I slid into the driver's seat of the Ferrari and said to Bennacio, “You knights sure like to travel in style.”

Bennacio said, “Drive, Kropp.”

I got back on the highway and the Ferrari sped up to seventy-five like it was cruising a neighborhood street. Bennacio told me to go faster. At ninety he told me to go faster again. At 110 I told him I wasn't going any faster because if I drove any faster, my stomach would come out of my mouth. He didn't say anything after that.

I wished I could put the top down. I had always wanted a convertible and to take it onto the open road like in a commercial and go a hundred miles an hour with the top down.

After an hour, the black cell phone rang. Bennacio flipped it open, listened for a second, then said, “It is too late. They are dead.” He snapped it closed and tossed it out the window.

He leaned back in his seat, closed his eyes, and said, “I must rest now. Wake me when you are tired and I will drive.”

“I don't get it,” I said. I was pretty upset. There had been more blood flying around than in a horror movie. I had somehow found myself in an R-rated movie when all I wanted was PG-13. “There's a whole lot I don't get, Bennacio, like why we're driving in a hot car to Nova Scotia; why people are trying to kill us; what the heck OIPEP is and how it fits into all this; how Mogart or anybody else could use a sword no matter how powerful to take over the whole world; and why any of this had to happen to me in the first place. But what I
really
don't get is why you had to slaughter those guys like that.”

“They would have slaughtered us.”

“But how's that make you any different from them?”

“They are servants of the enemy—”

“So?”

“—thralls of the Dragon. Would you have them live to pursue us to our end?”

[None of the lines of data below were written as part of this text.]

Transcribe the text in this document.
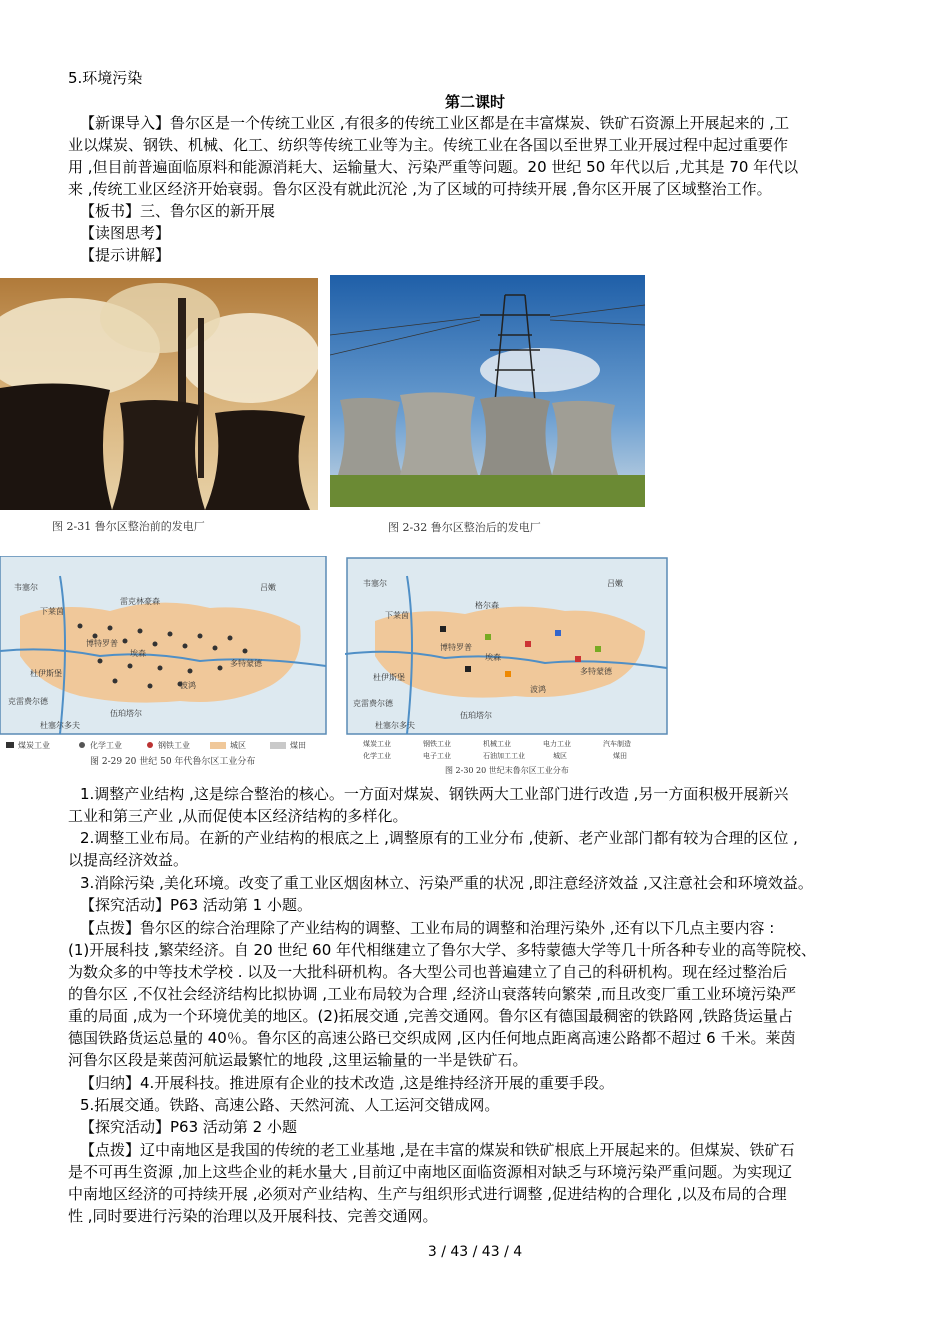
5.环境污染
第二课时
【新课导入】鲁尔区是一个传统工业区 ,有很多的传统工业区都是在丰富煤炭、铁矿石资源上开展起来的 ,工
业以煤炭、钢铁、机械、化工、纺织等传统工业等为主。传统工业在各国以至世界工业开展过程中起过重要作
用 ,但目前普遍面临原料和能源消耗大、运输量大、污染严重等问题。20 世纪 50 年代以后 ,尤其是 70 年代以
来 ,传统工业区经济开始衰弱。鲁尔区没有就此沉沦 ,为了区域的可持续开展 ,鲁尔区开展了区域整治工作。
【板书】三、鲁尔区的新开展
【读图思考】
【提示讲解】
图 2-31 鲁尔区整治前的发电厂	图 2-32 鲁尔区整治后的发电厂
韦塞尔	吕嫩
下莱茵
雷克林豪森
博特罗普
多特蒙德
杜伊斯堡
埃森
波鸿
克雷费尔德
伍珀塔尔
杜塞尔多夫
煤炭工业	化学工业	钢铁工业	城区	煤田
图 2-29 20 世纪 50 年代鲁尔区工业分布
韦塞尔	吕嫩
下莱茵
格尔森
博特罗普
多特蒙德
杜伊斯堡
埃森
波鸿
克雷费尔德
伍珀塔尔
杜塞尔多夫
煤炭工业	钢铁工业	机械工业	电力工业	汽车制造
化学工业	电子工业	石油加工工业	城区	煤田
图 2-30 20 世纪末鲁尔区工业分布
1.调整产业结构 ,这是综合整治的核心。一方面对煤炭、钢铁两大工业部门进行改造 ,另一方面积极开展新兴
工业和第三产业 ,从而促使本区经济结构的多样化。
2.调整工业布局。在新的产业结构的根底之上 ,调整原有的工业分布 ,使新、老产业部门都有较为合理的区位 ,
以提高经济效益。
3.消除污染 ,美化环境。改变了重工业区烟囱林立、污染严重的状况 ,即注意经济效益 ,又注意社会和环境效益。
【探究活动】P63 活动第 1 小题。
【点拨】鲁尔区的综合治理除了产业结构的调整、工业布局的调整和治理污染外 ,还有以下几点主要内容 :
(1)开展科技 ,繁荣经济。自 20 世纪 60 年代相继建立了鲁尔大学、多特蒙德大学等几十所各种专业的高等院校、
为数众多的中等技术学校 . 以及一大批科研机构。各大型公司也普遍建立了自己的科研机构。现在经过整治后
的鲁尔区 ,不仅社会经济结构比拟协调 ,工业布局较为合理 ,经济山衰落转向繁荣 ,而且改变厂重工业环境污染严
重的局面 ,成为一个环境优美的地区。(2)拓展交通 ,完善交通网。鲁尔区有德国最稠密的铁路网 ,铁路货运量占
德国铁路货运总量的 40％。鲁尔区的高速公路已交织成网 ,区内任何地点距离高速公路都不超过 6 千米。莱茵
河鲁尔区段是莱茵河航运最繁忙的地段 ,这里运输量的一半是铁矿石。
【归纳】4.开展科技。推进原有企业的技术改造 ,这是维持经济开展的重要手段。
5.拓展交通。铁路、高速公路、天然河流、人工运河交错成网。
【探究活动】P63 活动第 2 小题
【点拨】辽中南地区是我国的传统的老工业基地 ,是在丰富的煤炭和铁矿根底上开展起来的。但煤炭、铁矿石
是不可再生资源 ,加上这些企业的耗水量大 ,目前辽中南地区面临资源相对缺乏与环境污染严重问题。为实现辽
中南地区经济的可持续开展 ,必须对产业结构、生产与组织形式进行调整 ,促进结构的合理化 ,以及布局的合理
性 ,同时要进行污染的治理以及开展科技、完善交通网。
3 / 43 / 43 / 4
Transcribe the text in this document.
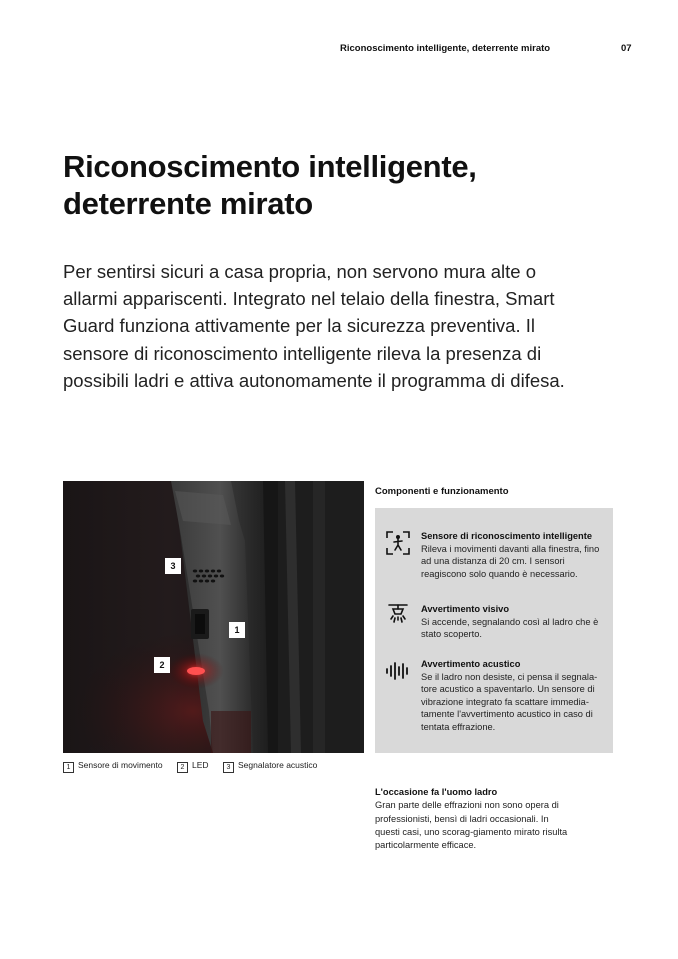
Riconoscimento intelligente, deterrente mirato	07
Riconoscimento intelligente,
deterrente mirato

Per sentirsi sicuri a casa propria, non servono mura alte o allarmi appariscenti. Integrato nel telaio della finestra, Smart Guard funziona attivamente per la sicurezza preventiva. Il sensore di riconoscimento intelligente rileva la presenza di possibili ladri e attiva autonomamente il programma di difesa.

3
1
2
1 Sensore di movimento	2 LED	3 Segnalatore acustico
Componenti e funzionamento
Sensore di riconoscimento intelligente
Rileva i movimenti davanti alla finestra, fino ad una distanza di 20 cm. I sensori reagiscono solo quando è necessario.
Avvertimento visivo
Si accende, segnalando così al ladro che è stato scoperto.
Avvertimento acustico
Se il ladro non desiste, ci pensa il segnala-tore acustico a spaventarlo. Un sensore di vibrazione integrato fa scattare immedia-tamente l'avvertimento acustico in caso di tentata effrazione.
L'occasione fa l'uomo ladro
Gran parte delle effrazioni non sono opera di professionisti, bensì di ladri occasionali. In questi casi, uno scorag-giamento mirato risulta particolarmente efficace.
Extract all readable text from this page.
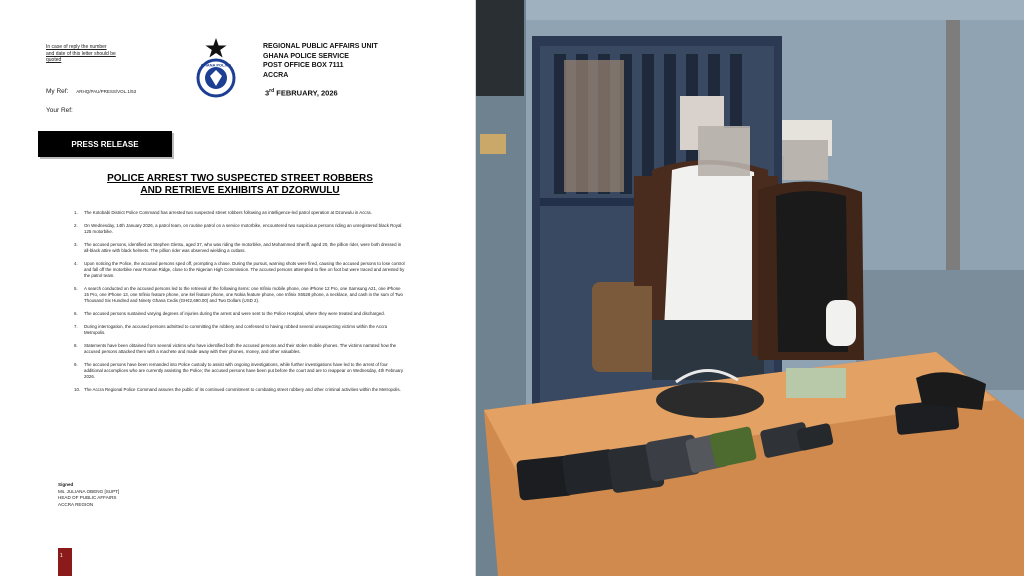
In case of reply the number and date of this letter should be quoted
GHANA POLICE
REGIONAL PUBLIC AFFAIRS UNIT
GHANA POLICE SERVICE
POST OFFICE BOX 7111
ACCRA
My Ref: ARHQ/PAU/PRESS/VOL.1/53	3rd FEBRUARY, 2026
Your Ref:
PRESS RELEASE
POLICE ARREST TWO SUSPECTED STREET ROBBERS
AND RETRIEVE EXHIBITS AT DZORWULU
1. The Kotobabi District Police Command has arrested two suspected street robbers following an intelligence-led patrol operation at Dzorwulu in Accra.
2. On Wednesday, 14th January 2026, a patrol team, on routine patrol on a service motorbike, encountered two suspicious persons riding an unregistered black Royal 125 motorbike.
3. The accused persons, identified as Stephen Gletsu, aged 37, who was riding the motorbike, and Mohammed Sheriff, aged 20, the pillion rider, were both dressed in all-black attire with black helmets. The pillion rider was observed wielding a cutlass.
4. Upon noticing the Police, the accused persons sped off, prompting a chase. During the pursuit, warning shots were fired, causing the accused persons to lose control and fall off the motorbike near Roman Ridge, close to the Nigerian High Commission. The accused persons attempted to flee on foot but were traced and arrested by the patrol team.
5. A search conducted on the accused persons led to the retrieval of the following items: one Infinix mobile phone, one iPhone 12 Pro, one Samsung A21, one iPhone 15 Pro, one iPhone 13, one Infinix feature phone, one itel feature phone, one Nokia feature phone, one Infinix X6528 phone, a necklace, and cash in the sum of Two Thousand Six Hundred and Ninety Ghana Cedis (GH¢2,690.00) and Two Dollars (USD 2).
6. The accused persons sustained varying degrees of injuries during the arrest and were sent to the Police Hospital, where they were treated and discharged.
7. During interrogation, the accused persons admitted to committing the robbery and confessed to having robbed several unsuspecting victims within the Accra Metropolis.
8. Statements have been obtained from several victims who have identified both the accused persons and their stolen mobile phones. The victims narrated how the accused persons attacked them with a machete and made away with their phones, money, and other valuables.
9. The accused persons have been remanded into Police custody to assist with ongoing investigations, while further investigations have led to the arrest of four additional accomplices who are currently assisting the Police; the accused persons have been put before the court and are to reappear on Wednesday, 4th February 2026.
10. The Accra Regional Police Command assures the public of its continued commitment to combating street robbery and other criminal activities within the Metropolis.
Signed
Ms. JULIANA OBENG [SUPT]
HEAD OF PUBLIC AFFAIRS
ACCRA REGION
1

“I just don't get it, that's all. Chopping off people's heads and cutting out their guts . . .”

“You would not pity them if you knew them as I do.”

“I don't know anybody who deserves something like that.”

“You are afraid. I understand.” His eyes were still closed. He spoke kindly to me, like a father would, or how I imagined a father would, since I never knew my father.

“You may pull off and find the nearest bus terminal if you wish, Kropp. I will give you the money for a ticket. I am well enough now to drive the rest of the way.”

I thought about it. I thought about it hard. His offer was tempting, but really, where would I go? I didn't want to live with the Tuttles, and if I went back to Knoxville I wouldn't have a choice. Then all of a sudden I thought about that little beach town in Florida where Mom used to take me every summer. Maybe I could go there and get a job and live on the beach until the world ended. There were a lot worse places you could wait for the end of the world.

And, really, what did I think I was doing—me, Alfred Kropp of all people—driving a hundred miles an hour in a Ferrari Enzo with a modern-day knight by my side? Who the heck did I think I was?

“It was because of what Mogart did to Mr. Samson, wasn't it?” I asked finally. “The reason you mutilated those guys.”

“Samson was my captain, Kropp,” Bennacio said. “And there are some debts that cry to heaven to be repaid.”